Preserving the Imprint of the Ineffable in Musil’s Prose,
(A Translator’s Afterword)
NOT TO TELL A STORY PER SE, but to evoke the hollow husk of mind and mood in which a story is conceived, born, and incubated; not to deploy the impregnating battering ram of reason, but to embrace the nurturing womb of impressions – this is what the Austrian writer Robert Musil (1880-1942), best known for his unfinished magnum opus Der Mann ohne Eigenschaften (The Man Without Qualities), strove for in the two-and-a-half-year-long literary ordeal and crisis of consciousness begun in 1908 that ultimately culminated in his second book, Vereinigungen, here translated as Intimate Ties. What started out as an attempt to quickly whip off a text to placate an eager publisher stretched into a soul-searching experiment in the course of which, as he wrote in his journal, “I almost drove myself out of my mind.” Published in 1911, this loose assemblage of two novellas, both focusing on the woes of troubled female protagonists, defies in form and content any heretofore established notions of literary license.

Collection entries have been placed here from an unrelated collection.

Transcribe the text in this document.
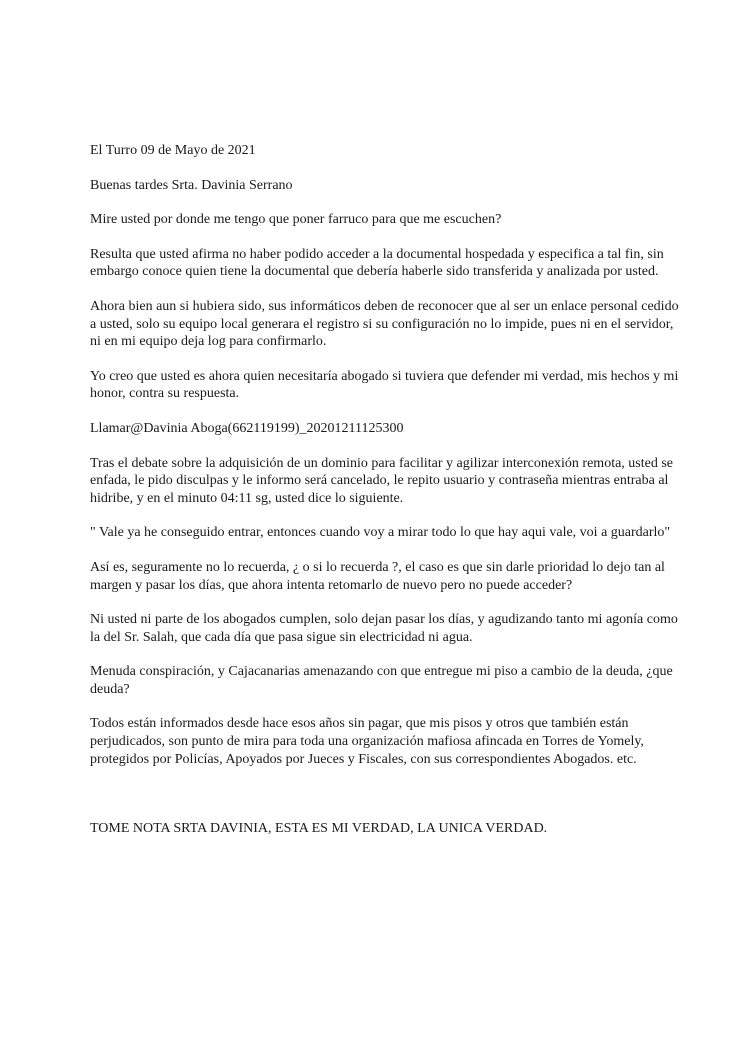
El Turro 09 de Mayo de 2021

Buenas tardes Srta. Davinia Serrano

Mire usted por donde me tengo que poner farruco para que me escuchen?

Resulta que usted afirma no haber podido acceder a la documental hospedada y especifica a tal fin, sin embargo conoce quien tiene la documental que debería haberle sido transferida y analizada por usted.

Ahora bien aun si hubiera sido, sus informáticos deben de reconocer que al ser un enlace personal cedido a usted, solo su equipo local generara el registro si su configuración no lo impide, pues ni en el servidor, ni en mi equipo deja log para confirmarlo.

Yo creo que usted es ahora quien necesitaría abogado si tuviera que defender mi verdad, mis hechos y mi honor, contra su respuesta.

Llamar@Davinia Aboga(662119199)_20201211125300

Tras el debate sobre la adquisición de un dominio para facilitar y agilizar interconexión remota, usted se enfada, le pido disculpas y le informo será cancelado, le repito usuario y contraseña mientras entraba al hidribe, y en el minuto 04:11 sg, usted dice lo siguiente.

" Vale ya he conseguido entrar, entonces cuando voy a mirar todo lo que hay aqui vale, voi a guardarlo"

Así es, seguramente no lo recuerda, ¿ o si lo recuerda ?, el caso es que sin darle prioridad lo dejo tan al margen y pasar los días, que ahora intenta retomarlo de nuevo pero no puede acceder?

Ni usted ni parte de los abogados cumplen, solo dejan pasar los días, y agudizando tanto mi agonía como la del Sr. Salah, que cada día que pasa sigue sin electricidad ni agua.

Menuda conspiración, y Cajacanarias amenazando con que entregue mi piso a cambio de la deuda, ¿que deuda?

Todos están informados desde hace esos años sin pagar, que mis pisos y otros que también están perjudicados, son punto de mira para toda una organización mafiosa afincada en Torres de Yomely, protegidos por Policías, Apoyados por Jueces y Fiscales, con sus correspondientes Abogados. etc.

TOME NOTA SRTA DAVINIA, ESTA ES MI VERDAD, LA UNICA VERDAD.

Written in the wake of the stunning critical and popular success of his debut novel, Die Verwirrungen des Zöglings Törleß (The Confusions of Young Törless), this second book, by which Musil hoped to establish his reputation, proved a complete flop. While heralded by a few early Expressionist writers as a path-breaking work, it was savaged by critics as “chapter after chapter of abstract psychoanalyses” of two “hysterical” women presented in “thick patches of fog.” Musil himself retained a lifelong fondness for what he ultimately considered a worthy, albeit failed, experiment. “It is the only one of my books I sometimes return to. I can’t stand extended passages. But I’ll gladly dip into one to two pages anytime,” he recalled in a journal notation in 1935. Recognizing that it was far outside the accepted norms of European art, he thought of it rather as a verbal collage, a kind of medieval illuminated manuscript. Today’s reader might well view it as hypertext before its time. Its primary fault, Musil allowed half-tongue-in-cheek, was
that it had a binding, back cover, pagination. A few pages at a time should be spread out and displayed between glass plates, the selection to be changed every now and then. Then you would see what it is.
Ostensibly, at least on the narrative surface, the first novella, “Die Vollendung der Liebe,” here translated as The Consummation of Love, is about the protracted emotional tug of war leading up to a married woman’s infidelity, and the second, “Die Versuchung der stillen Veronika” (“The Temptation of Silent Veronica”) taps a sexually repressed young woman’s traumatic childhood memory of a near tangle with bestiality, her rejection of a would-be lover, and her struggle to formulate a coherent notion of deity. With a psychic Geiger counter Musil goes prospecting in the hearts and minds of his imagined female protagonists conjured up like jinns from his wife Martha Marcovaldi’s early bottled-up recollections.
Read at your own risk. Those expecting a traditional narrative thread may well be frustrated by the near total absence of signposts and touchstones.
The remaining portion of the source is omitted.